IHCantabria - Instituto de Hidráulica Ambiental de la Universidad de Cantabria, Avda. Isabel Torres, 15, 39011 Santander, Spain.
IHCantabria - Instituto de Hidráulica Ambiental de la Universidad de Cantabria, Avda. Isabel Torres, 15, 39011 Santander, Spain.
Mar Pollut Bull. 2020 May;154:111123. doi: 10.1016/j.marpolbul.2020.111123. Epub 2020 Apr 1.
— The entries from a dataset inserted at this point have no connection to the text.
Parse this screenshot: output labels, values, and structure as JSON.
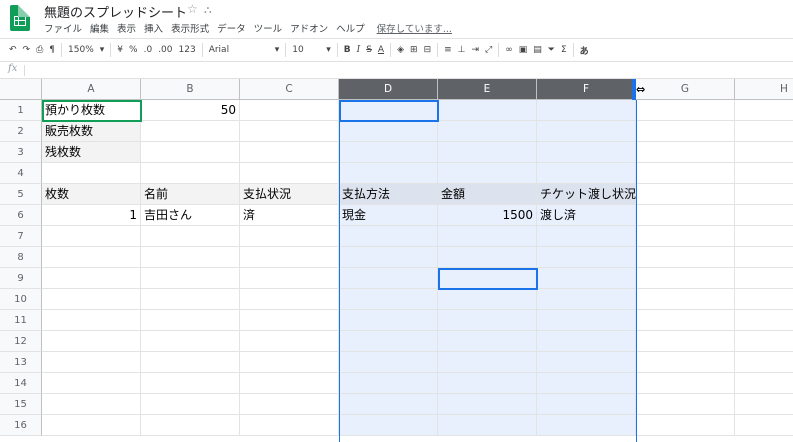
{
  "app": {
    "title": "無題のスプレッドシート",
    "saving_status": "保存しています...",
    "menu": [
      "ファイル",
      "編集",
      "表示",
      "挿入",
      "表示形式",
      "データ",
      "ツール",
      "アドオン",
      "ヘルプ"
    ]
  },
  "toolbar": {
    "zoom": "150%",
    "currency": "¥",
    "percent": "%",
    "dec_decrease": ".0",
    "dec_increase": ".00",
    "format_more": "123",
    "font": "Arial",
    "font_size": "10",
    "bold": "B",
    "italic": "I",
    "strike": "S",
    "text_color": "A",
    "input_tools": "あ"
  },
  "formula_bar": {
    "fx_label": "fx",
    "value": ""
  },
  "columns": [
    "A",
    "B",
    "C",
    "D",
    "E",
    "F",
    "G",
    "H"
  ],
  "rows": [
    "1",
    "2",
    "3",
    "4",
    "5",
    "6",
    "7",
    "8",
    "9",
    "10",
    "11",
    "12",
    "13",
    "14",
    "15",
    "16"
  ],
  "cells": {
    "A1": "預かり枚数",
    "B1": "50",
    "A2": "販売枚数",
    "A3": "残枚数",
    "A5": "枚数",
    "B5": "名前",
    "C5": "支払状況",
    "D5": "支払方法",
    "E5": "金額",
    "F5": "チケット渡し状況",
    "A6": "1",
    "B6": "吉田さん",
    "C6": "済",
    "D6": "現金",
    "E6": "1500",
    "F6": "渡し済"
  },
  "colors": {
    "accent": "#1a73e8",
    "sheets_green": "#0f9d58",
    "selected_column_fill": "#e8f0fe",
    "selected_header": "#5f6368"
  }
}
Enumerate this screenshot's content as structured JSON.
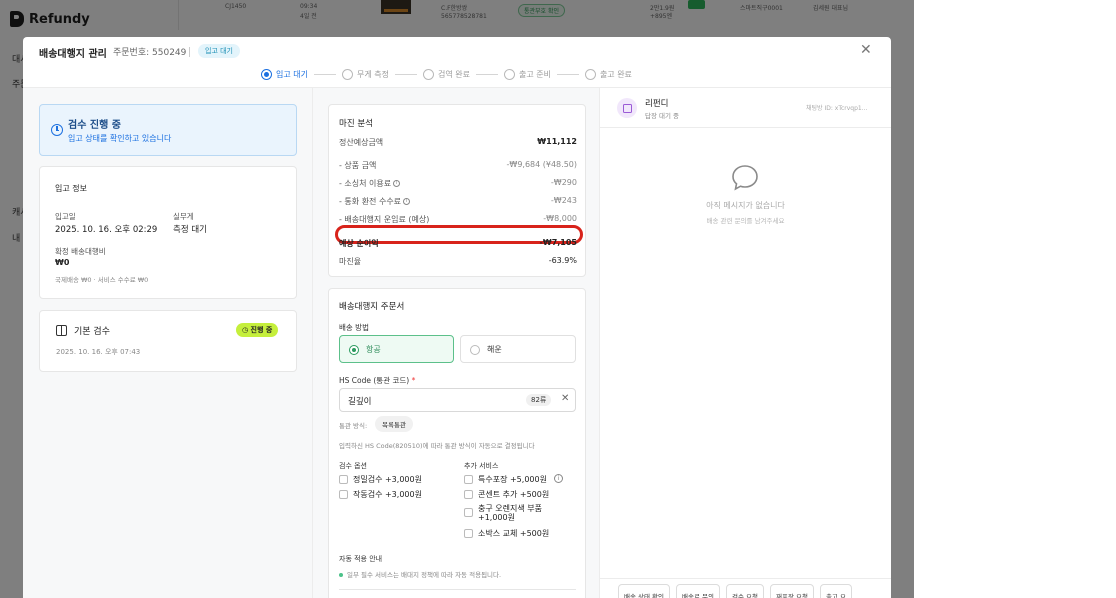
{
  "background": {
    "brand": "Refundy",
    "side_items": [
      "대시",
      "주문",
      "",
      "캐시",
      "내"
    ],
    "top_row": {
      "col1": "CJ1450",
      "col2": "09:34",
      "col3": "4일 전",
      "product_line1": "C.F한방쌍",
      "product_line2": "565778528781",
      "status_badge": "통관부호 확인",
      "price_1": "2만1.9원",
      "price_2": "+895엔",
      "store": "스마트직구0001",
      "extra": "김세원 대표님"
    }
  },
  "modal": {
    "title": "배송대행지 관리",
    "order_number": "주문번호: 550249",
    "status_badge": "입고 대기",
    "steps": [
      {
        "label": "입고 대기",
        "active": true
      },
      {
        "label": "무게 측정",
        "active": false
      },
      {
        "label": "검역 완료",
        "active": false
      },
      {
        "label": "출고 준비",
        "active": false
      },
      {
        "label": "출고 완료",
        "active": false
      }
    ]
  },
  "inspection": {
    "title": "검수 진행 중",
    "subtitle": "입고 상태를 확인하고 있습니다"
  },
  "receiving_info": {
    "title": "입고 정보",
    "date_label": "입고일",
    "date_value": "2025. 10. 16. 오후 02:29",
    "weight_label": "실무게",
    "weight_value": "측정 대기",
    "fee_label": "확정 배송대행비",
    "fee_value": "₩0",
    "fee_breakdown": "국제배송 ₩0 · 서비스 수수료 ₩0"
  },
  "basic_check": {
    "title": "기본 검수",
    "badge": "진행 중",
    "date": "2025. 10. 16. 오후 07:43"
  },
  "margin": {
    "title": "마진 분석",
    "rows": [
      {
        "label": "정산예상금액",
        "value": "₩11,112"
      },
      {
        "label": "- 상품 금액",
        "value": "-₩9,684 (¥48.50)"
      },
      {
        "label": "- 소싱처 이용료",
        "value": "-₩290"
      },
      {
        "label": "- 통화 환전 수수료",
        "value": "-₩243"
      },
      {
        "label": "- 배송대행지 운임료 (예상)",
        "value": "-₩8,000"
      },
      {
        "label": "예상 순이익",
        "value": "-₩7,105"
      },
      {
        "label": "마진율",
        "value": "-63.9%"
      }
    ],
    "highlight_color": "#d8231b"
  },
  "order_form": {
    "title": "배송대행지 주문서",
    "method_label": "배송 방법",
    "method_air": "항공",
    "method_sea": "해운",
    "hs_label": "HS Code (통관 코드)",
    "hs_required": "*",
    "hs_value": "길깊이",
    "hs_chip": "82류",
    "customs_label": "통관 방식:",
    "customs_value": "목록통관",
    "hs_note": "입력하신 HS Code(820510)에 따라 통관 방식이 자동으로 결정됩니다",
    "inspection_options_label": "검수 옵션",
    "inspection_options": [
      "정밀검수 +3,000원",
      "작동검수 +3,000원"
    ],
    "extra_services_label": "추가 서비스",
    "extra_services": [
      "특수포장 +5,000원",
      "콘센트 추가 +500원",
      "충구 오렌지색 부품 +1,000원",
      "소박스 교체 +500원"
    ],
    "auto_label": "자동 적용 안내",
    "auto_note": "일부 필수 서비스는 배대지 정책에 따라 자동 적용됩니다."
  },
  "chat": {
    "name": "리펀디",
    "sub": "답장 대기 중",
    "room_id": "채팅방 ID: xTcrvqp1...",
    "empty_title": "아직 메시지가 없습니다",
    "empty_sub": "배송 관련 문의를 남겨주세요",
    "quick_buttons": [
      "배송 상태 확인",
      "배송료 문의",
      "검수 요청",
      "재포장 요청",
      "출고 요"
    ]
  },
  "colors": {
    "accent_blue": "#1a6fe0",
    "progress_green": "#c5ef3c",
    "selected_green": "#2a9a5e"
  }
}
Oil spill risk assessments are important tools for the offshore oil and gas industries to minimize the consequences of deep spills. The stochastic modeling required in this kind of studies, is generally centered on surface transport and based on a Monte Carlo selection of hundreds or thousands of met-ocean scenarios from reanalysis databases, to create an ensemble of spill simulations. We propose a new integrated stochastic modeling methodology including both surface and subsurface transport, based on the specific selection of the most relevant environmental conditions through data-mining techniques. The methodology was applied to evaluate oil contamination probability as a consequence of a simulated deep release in the North Sea. Our results show the effectiveness of the proposed methodology to select representative evolutions of met-ocean conditions and to obtain pollution probabilities from an integrated subsurface and surface oil spill stochastic modeling, while assuring a manageable computational effort.
溢油风险评估是海上石油和天然气行业的重要工具,可以最大限度地减少深海溢油的后果。这种研究中所需的随机建模通常集中在表面运输上,并基于从再分析数据库中选择数百或数千个海洋气象场景的蒙特卡罗方法,以创建溢油模拟的集合。我们提出了一种新的集成随机建模方法,包括表面和次表面运输,通过数据挖掘技术对最相关的环境条件进行特定选择。该方法应用于评估北海模拟深海泄漏后果的石油污染概率。我们的结果表明,该方法能够有效地选择具有代表性的海洋气象条件演变,并从综合的次表面和表面溢油随机建模中获得污染概率,同时确保可管理的计算工作量。